What? No, just store every key that you officially sell in an internal database. Now if someone enters a key you check if it's in your DB, therefore if the key has been legitimately issued. Everything else gets rejected and your now 100% counterfeit safe, unless someone hacks your database, which is unlikely. Don't wanna pick on apple, but that's pretty much how things like that are done.
Should Best Buy report back to Apple whenever a card is sold?
Many gift cards sold at retail have to be "activated" at the register (presumably to cut down on shoplifting); I don't know what this involves but there may already be some communication.
Well, in case of retail cards the keys are registered before shipping. You give the manufacture a set of registered keys, which are then printed on the cards. If done right you won't have any issues - that's exactly what people are doing with CD-Keys or Prepaid-Cards.
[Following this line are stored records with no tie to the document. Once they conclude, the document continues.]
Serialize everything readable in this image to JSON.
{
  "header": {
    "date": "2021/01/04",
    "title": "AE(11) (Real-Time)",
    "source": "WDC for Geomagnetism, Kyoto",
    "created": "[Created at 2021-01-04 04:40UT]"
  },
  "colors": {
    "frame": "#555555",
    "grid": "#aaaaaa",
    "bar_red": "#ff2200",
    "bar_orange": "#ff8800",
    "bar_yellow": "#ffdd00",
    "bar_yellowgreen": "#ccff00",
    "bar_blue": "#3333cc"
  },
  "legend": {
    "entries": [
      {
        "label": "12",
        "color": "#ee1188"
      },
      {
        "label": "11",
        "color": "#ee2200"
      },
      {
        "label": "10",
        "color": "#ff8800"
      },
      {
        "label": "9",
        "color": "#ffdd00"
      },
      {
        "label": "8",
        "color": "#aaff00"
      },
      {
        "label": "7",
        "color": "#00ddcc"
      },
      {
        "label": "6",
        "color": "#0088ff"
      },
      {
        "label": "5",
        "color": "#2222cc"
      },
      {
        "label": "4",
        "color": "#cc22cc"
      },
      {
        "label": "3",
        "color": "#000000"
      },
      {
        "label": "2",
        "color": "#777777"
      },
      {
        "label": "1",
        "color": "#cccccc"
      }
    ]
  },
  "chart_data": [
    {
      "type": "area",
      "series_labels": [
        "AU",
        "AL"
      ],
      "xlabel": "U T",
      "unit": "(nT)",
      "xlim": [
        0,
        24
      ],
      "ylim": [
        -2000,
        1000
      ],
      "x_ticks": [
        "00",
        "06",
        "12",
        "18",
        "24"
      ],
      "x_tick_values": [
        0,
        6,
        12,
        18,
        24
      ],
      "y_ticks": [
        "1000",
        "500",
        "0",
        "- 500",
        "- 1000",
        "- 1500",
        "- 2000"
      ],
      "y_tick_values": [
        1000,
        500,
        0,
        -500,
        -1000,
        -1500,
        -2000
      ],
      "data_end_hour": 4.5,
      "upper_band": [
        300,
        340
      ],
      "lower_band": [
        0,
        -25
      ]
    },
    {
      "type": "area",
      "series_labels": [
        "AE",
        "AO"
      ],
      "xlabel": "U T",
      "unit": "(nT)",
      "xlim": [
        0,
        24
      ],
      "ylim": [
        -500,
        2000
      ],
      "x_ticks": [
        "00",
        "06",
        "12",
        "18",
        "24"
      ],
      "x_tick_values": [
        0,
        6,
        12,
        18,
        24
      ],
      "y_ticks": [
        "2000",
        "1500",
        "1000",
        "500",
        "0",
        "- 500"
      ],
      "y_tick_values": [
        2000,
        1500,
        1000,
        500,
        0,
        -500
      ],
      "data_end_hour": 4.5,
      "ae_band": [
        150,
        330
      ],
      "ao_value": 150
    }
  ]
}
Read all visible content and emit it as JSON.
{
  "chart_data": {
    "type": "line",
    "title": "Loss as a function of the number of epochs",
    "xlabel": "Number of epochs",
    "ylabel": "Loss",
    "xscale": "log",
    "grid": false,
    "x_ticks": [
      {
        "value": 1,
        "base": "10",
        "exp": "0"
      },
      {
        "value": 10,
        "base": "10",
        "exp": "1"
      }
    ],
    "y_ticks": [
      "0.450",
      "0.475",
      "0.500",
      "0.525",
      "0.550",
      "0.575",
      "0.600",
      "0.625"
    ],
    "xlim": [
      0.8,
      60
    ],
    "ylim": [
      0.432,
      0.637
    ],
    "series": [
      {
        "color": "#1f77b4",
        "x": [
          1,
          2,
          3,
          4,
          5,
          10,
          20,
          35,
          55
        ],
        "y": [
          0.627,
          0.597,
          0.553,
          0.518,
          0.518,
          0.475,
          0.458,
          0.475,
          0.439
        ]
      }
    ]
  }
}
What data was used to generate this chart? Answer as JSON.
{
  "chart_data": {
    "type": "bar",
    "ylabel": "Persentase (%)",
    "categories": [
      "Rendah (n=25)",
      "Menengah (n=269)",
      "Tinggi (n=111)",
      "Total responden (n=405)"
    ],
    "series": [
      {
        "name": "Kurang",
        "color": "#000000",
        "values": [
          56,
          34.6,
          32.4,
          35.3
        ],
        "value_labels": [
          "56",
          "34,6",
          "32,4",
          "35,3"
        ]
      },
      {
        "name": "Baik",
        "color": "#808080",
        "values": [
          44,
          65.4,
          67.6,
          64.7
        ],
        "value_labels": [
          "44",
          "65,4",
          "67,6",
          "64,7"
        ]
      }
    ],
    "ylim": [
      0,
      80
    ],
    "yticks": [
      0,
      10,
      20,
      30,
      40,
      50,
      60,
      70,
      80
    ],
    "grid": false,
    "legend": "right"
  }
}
However, if you mess up (can't always avoid mistakes) and have shipped invalid keys or may be the key-printer didn't work right, you have the customer send you the certificate card and you can refund him.
It's by far the better system than using just a algorithm-based genuine check, especially for things that directly translate into money, like gift certificates.
> No, just store every key that you officially sell in an internal database.
My point is that such keys can now be generated independently of the sale. In other words, key_A is generated by a sale and key_A is generate by the algorithm. When key_A is presented, what do you do?
> My point is that such keys can now be generated independently of the sale.
I'm pretty sure his suggestion is to have the keys generated randomly, so that they cannot be generated independently of the sale. If we are to believe him, this is standard operating procedure for businesses that are not apple.
If they reject it, there's now a good chance that they've rejected a redemption request by a legit customer.